Tidak ada jawaban dari suaminya. "Jangan bilang kamu. Terus buat apa beli rumah disini, kalau ujung ujungnya pergi juga." ucap Hana sedikit kecewa tapi berusaha tetap tersenyum.
Dua Minggu kemudian...
Hari ini jadwal cek kehamilan Hana, sedangkan Kevin sendiri ia harus langsung pergi setelah mengantarkan nya ke rumah sakit.
"My Prince. Apa kamu yakin akan pergi sendiri, tanpa didampingi Gino? lagi pula disini aku kan sudah ada Doni dia bisa menjagaku." tanya Hana setelah mereka keluar dari ruangan pemeriksaan.
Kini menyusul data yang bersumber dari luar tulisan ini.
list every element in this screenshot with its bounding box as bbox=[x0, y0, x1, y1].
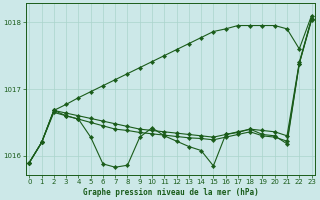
X-axis label: Graphe pression niveau de la mer (hPa): Graphe pression niveau de la mer (hPa) bbox=[83, 188, 258, 197]
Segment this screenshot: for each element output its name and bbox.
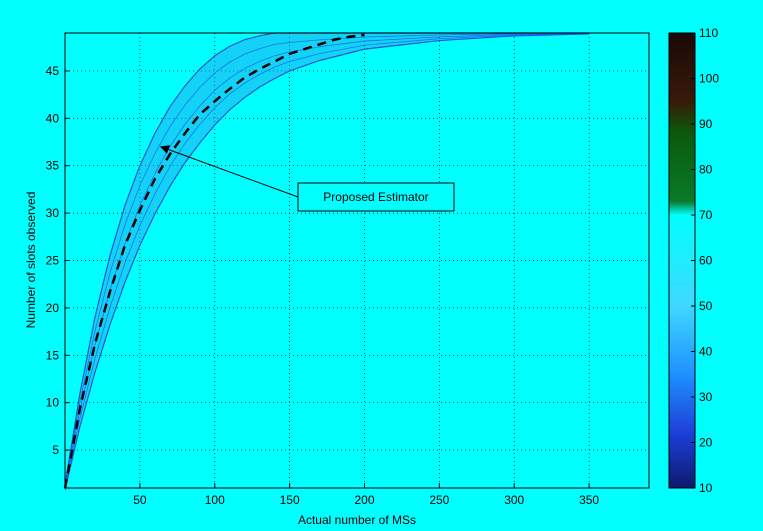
plot-area	[63, 32, 650, 491]
x-tick-label: 300	[504, 493, 524, 507]
colorbar-tick-label: 110	[699, 26, 718, 40]
y-tick-label: 25	[46, 254, 60, 268]
colorbar-tick-label: 30	[699, 390, 713, 404]
y-tick-label: 5	[52, 443, 59, 457]
y-tick-label: 20	[46, 301, 60, 315]
x-tick-label: 100	[205, 493, 225, 507]
grid	[65, 33, 649, 488]
x-axis-label: Actual number of MSs	[298, 513, 416, 527]
colorbar-tick-label: 70	[699, 208, 713, 222]
colorbar-tick-label: 50	[699, 299, 713, 313]
colorbar: 10 20 30 40 50 60 70 80 90 100 110	[668, 26, 719, 495]
y-tick-label: 40	[46, 111, 60, 125]
annotation-box	[297, 182, 455, 212]
colorbar-tick-label: 40	[699, 345, 713, 359]
y-tick-label: 45	[46, 64, 60, 78]
y-tick-label: 10	[46, 396, 60, 410]
x-axis: 50 100 150 200 250 300 350	[133, 483, 599, 507]
colorbar-tick-label: 100	[699, 72, 719, 86]
annotation: Proposed Estimator	[159, 145, 455, 212]
colorbar-tick-label: 10	[699, 481, 713, 495]
y-tick-label: 35	[46, 159, 60, 173]
series	[63, 33, 365, 489]
annotation-label: Proposed Estimator	[323, 190, 428, 204]
x-tick-label: 250	[429, 493, 449, 507]
y-axis: 5 10 15 20 25 30 35 40 45	[46, 64, 70, 457]
x-tick-label: 350	[579, 493, 599, 507]
x-tick-label: 150	[280, 493, 300, 507]
y-tick-label: 30	[46, 206, 60, 220]
x-tick-label: 200	[354, 493, 374, 507]
colorbar-tick-label: 90	[699, 117, 713, 131]
colorbar-fill	[668, 32, 696, 489]
annotation-arrow	[159, 145, 299, 198]
x-tick-label: 50	[133, 493, 147, 507]
colorbar-tick-label: 80	[699, 163, 713, 177]
estimator-line	[63, 33, 365, 489]
y-axis-label: Number of slots observed	[24, 192, 38, 329]
band-lower-line	[64, 33, 590, 491]
colorbar-tick-label: 60	[699, 254, 713, 268]
band-trace-line	[64, 33, 590, 489]
y-tick-label: 15	[46, 348, 60, 362]
colorbar-ticks: 10 20 30 40 50 60 70 80 90 100 110	[691, 26, 719, 495]
band-trace-line	[64, 33, 590, 488]
colorbar-tick-label: 20	[699, 436, 713, 450]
Kevin menggeleng. "Ada kok, nanti yang mendampingiku." jawab Kevin membuat Hana menatapnya seakan bertanya.
"Siapa?" tanya Hana penasaran.
"Ayo! apa kamu tidak mau mengantarku."ucap Kevin malah bertanya.
Hana sebenarnya masih ingin bersama suaminya tapi apalah daya. Memang dari awal Kevin kesana hanya sebentar untuk mengurus bisnis barunya.